University of Southern California

Title: Coordinating Multiple Moving Objects: From Robots to Microdroplets

Abstract:

Coordinating the collision-free motions of multiple moving objects is a challenging problem, with applications ranging from automotive workcells to lab-on-a-chip devices. I will first describe our work on the coordination of multiple robots with dynamics constraints, with applications in manufacturing cells and UAV coordination. I will then describe the coordination of microdroplets in digital microfluidic "lab-on-a-chip" systems. A digital microfluidic system controls individual droplets of chemicals on an array of electrodes; the chemical analysis is performed by moving, mixing, and splitting droplets.

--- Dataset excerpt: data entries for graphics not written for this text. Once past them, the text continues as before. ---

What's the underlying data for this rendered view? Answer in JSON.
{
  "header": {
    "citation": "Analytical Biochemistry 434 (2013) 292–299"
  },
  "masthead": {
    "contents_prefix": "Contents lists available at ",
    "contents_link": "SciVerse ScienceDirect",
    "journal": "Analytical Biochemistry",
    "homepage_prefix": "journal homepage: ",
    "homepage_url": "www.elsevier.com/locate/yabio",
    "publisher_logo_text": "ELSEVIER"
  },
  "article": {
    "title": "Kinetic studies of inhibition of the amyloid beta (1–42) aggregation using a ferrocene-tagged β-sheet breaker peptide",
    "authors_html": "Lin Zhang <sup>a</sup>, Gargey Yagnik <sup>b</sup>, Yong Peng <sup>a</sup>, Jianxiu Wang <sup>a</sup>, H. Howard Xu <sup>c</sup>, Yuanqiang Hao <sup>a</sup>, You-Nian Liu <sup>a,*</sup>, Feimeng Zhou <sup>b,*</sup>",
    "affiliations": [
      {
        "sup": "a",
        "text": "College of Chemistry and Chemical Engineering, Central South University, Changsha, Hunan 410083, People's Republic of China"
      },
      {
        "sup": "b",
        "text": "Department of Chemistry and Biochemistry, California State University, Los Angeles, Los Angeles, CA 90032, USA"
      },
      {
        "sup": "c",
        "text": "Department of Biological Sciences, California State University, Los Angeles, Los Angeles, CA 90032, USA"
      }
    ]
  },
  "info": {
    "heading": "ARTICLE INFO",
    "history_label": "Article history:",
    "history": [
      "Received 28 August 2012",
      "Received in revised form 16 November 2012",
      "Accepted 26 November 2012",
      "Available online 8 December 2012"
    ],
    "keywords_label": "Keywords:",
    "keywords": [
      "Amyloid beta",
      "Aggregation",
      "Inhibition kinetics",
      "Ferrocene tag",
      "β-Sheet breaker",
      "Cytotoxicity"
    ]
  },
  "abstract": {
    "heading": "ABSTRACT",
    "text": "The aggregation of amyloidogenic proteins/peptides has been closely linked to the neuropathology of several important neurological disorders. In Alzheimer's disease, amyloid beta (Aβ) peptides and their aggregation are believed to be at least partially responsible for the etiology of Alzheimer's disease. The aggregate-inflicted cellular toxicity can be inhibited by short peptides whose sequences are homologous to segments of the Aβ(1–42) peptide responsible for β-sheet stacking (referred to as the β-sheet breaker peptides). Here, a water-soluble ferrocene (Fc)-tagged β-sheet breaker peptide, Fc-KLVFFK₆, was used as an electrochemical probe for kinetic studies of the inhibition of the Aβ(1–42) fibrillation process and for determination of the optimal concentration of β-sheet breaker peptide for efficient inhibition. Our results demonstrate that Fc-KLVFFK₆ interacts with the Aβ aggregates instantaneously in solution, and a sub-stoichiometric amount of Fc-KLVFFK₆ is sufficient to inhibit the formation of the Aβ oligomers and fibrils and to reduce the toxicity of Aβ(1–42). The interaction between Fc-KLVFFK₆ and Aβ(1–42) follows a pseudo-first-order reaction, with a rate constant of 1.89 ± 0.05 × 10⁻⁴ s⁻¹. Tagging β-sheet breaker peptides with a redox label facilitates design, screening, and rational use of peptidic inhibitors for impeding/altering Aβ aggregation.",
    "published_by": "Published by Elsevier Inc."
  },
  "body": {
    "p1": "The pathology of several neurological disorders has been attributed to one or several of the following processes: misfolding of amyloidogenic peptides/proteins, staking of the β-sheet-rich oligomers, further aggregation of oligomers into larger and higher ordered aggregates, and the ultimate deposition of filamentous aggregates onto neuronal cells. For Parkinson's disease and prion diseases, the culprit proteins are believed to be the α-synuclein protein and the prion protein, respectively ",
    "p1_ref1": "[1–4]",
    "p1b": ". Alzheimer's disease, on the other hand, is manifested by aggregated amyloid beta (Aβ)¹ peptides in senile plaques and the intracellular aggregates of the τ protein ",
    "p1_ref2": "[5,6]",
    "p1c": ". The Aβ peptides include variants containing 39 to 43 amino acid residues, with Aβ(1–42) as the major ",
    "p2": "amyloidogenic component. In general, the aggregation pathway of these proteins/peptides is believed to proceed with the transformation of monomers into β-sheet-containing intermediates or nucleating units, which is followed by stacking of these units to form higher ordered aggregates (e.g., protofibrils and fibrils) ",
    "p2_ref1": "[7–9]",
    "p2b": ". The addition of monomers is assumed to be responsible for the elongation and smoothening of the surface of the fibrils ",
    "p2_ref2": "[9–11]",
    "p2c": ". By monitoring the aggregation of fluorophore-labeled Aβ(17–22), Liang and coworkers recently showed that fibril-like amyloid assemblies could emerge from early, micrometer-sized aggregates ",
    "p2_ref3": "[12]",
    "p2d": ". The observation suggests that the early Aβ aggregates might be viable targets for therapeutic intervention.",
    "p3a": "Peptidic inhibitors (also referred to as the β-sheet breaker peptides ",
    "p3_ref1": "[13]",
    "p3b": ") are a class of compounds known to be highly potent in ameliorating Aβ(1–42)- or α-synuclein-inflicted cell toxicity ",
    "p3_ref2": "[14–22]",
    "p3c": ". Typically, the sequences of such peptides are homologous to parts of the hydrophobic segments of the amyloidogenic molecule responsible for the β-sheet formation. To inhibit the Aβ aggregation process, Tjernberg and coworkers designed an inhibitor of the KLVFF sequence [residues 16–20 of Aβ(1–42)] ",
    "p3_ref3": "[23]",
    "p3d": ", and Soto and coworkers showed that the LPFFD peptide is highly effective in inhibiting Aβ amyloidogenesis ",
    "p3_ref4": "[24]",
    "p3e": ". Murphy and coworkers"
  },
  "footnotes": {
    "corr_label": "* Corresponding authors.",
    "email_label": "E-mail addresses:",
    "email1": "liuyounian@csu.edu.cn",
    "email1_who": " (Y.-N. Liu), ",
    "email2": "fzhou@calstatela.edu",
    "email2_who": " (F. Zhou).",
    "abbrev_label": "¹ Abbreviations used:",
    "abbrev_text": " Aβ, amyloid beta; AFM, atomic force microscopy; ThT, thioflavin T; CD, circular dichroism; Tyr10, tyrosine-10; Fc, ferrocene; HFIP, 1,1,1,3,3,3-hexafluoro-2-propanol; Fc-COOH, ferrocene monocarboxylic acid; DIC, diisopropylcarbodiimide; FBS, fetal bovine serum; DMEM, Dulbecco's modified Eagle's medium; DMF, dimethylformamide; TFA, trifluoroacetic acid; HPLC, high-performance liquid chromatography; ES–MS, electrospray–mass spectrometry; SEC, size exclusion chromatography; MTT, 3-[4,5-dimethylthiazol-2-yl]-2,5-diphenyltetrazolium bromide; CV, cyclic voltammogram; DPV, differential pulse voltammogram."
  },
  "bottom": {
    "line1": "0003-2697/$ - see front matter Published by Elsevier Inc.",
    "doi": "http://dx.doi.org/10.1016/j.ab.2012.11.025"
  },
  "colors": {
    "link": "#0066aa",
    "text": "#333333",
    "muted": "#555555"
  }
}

This promising new technology can impact applications in biological research, point-of-care clinical testing, and biochemical sensing by offering tremendous flexibility and parallelism through software control. Since the simultaneous coordination of even tens of droplets on the array is extremely difficult to program manually, we are developing modular array layouts and network-style droplet routing algorithms to automatically enable the flexible coordination of hundreds of droplets. I will discuss our ongoing work in applying these algorithms to enable versatile digital microfluidic biochips for problems in biology.

Biography:

Srinivas Akella is with the Computer Science department and Center for Automation Technologies and Systems at Rensselaer Polytechnic Institute, Troy, New York. He was a Beckman Fellow at the Beckman Institute for Advanced Science and Technology, University of Illinois at Urbana-Champaign, before joining RPI. He received his Ph.D. in Robotics from the School of Computer Science at Carnegie Mellon University and his B.Tech. from the Indian Institute of Technology, Madras. He has received the CAREER award from the National Science Foundation, and was selected as a Rensselaer Faculty Early Research Career Honoree. His research interests are in developing optimization and geometric algorithms for applications in robotics, automation, microsystems, and biotechnology.